Par ailleurs, des Musulmans importants s'opposèrent au décret de Khomeiny. Erdal Inönü, chef du Parti socialiste turque d'opposition, annonça que «tuer quelqu'un pour ses écrits est un simple meurtre». Naguib Mahfouz, lauréat égyptien du prix Nobel de littérature en 1988, traita Khomeini de «terroriste». Un journaliste palestinien en Israël, Abdullatif Younis, qualifia Les versets sataniques de «grand service».
Cette même division apparaît déjà dans la crise actuelle. Des professeurs d'études moyen-orientales dénoncent les caricatures alors que deux éditeurs jordaniens ont été emprisonnés pour les avoir republiés.
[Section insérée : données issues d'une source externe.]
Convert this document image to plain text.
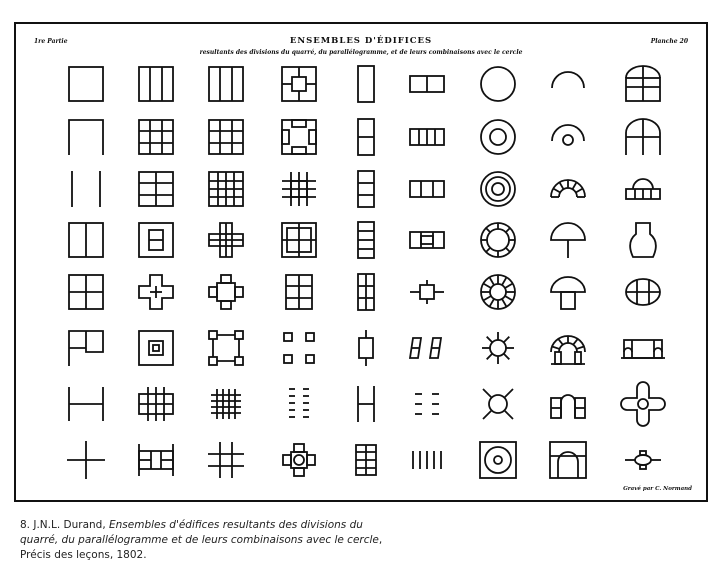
1re Partie	Planche 20
ENSEMBLES D'ÉDIFICES
resultants des divisions du quarré, du parallélogramme, et de leurs combinaisons avec le cercle
Gravé par C. Normand
8. J.N.L. Durand, Ensembles d'édifices resultants des divisions du quarré, du parallélogramme et de leurs combinaisons avec le cercle, Précis des leçons, 1802.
C'est une erreur tragique que d'associer tous les Musulmans avec les forces du mal. Il existe réellement des Musulmans modérés, éclairés, libres-penseurs. Traqués dans leur propre milieu, ils espèrent que l'Occident leur prêtera main forte, les soutiendra. Et, quel que soit leur état de faiblesse actuel, ils joueront finalement un rôle crucial dans la modernisation du monde musulman.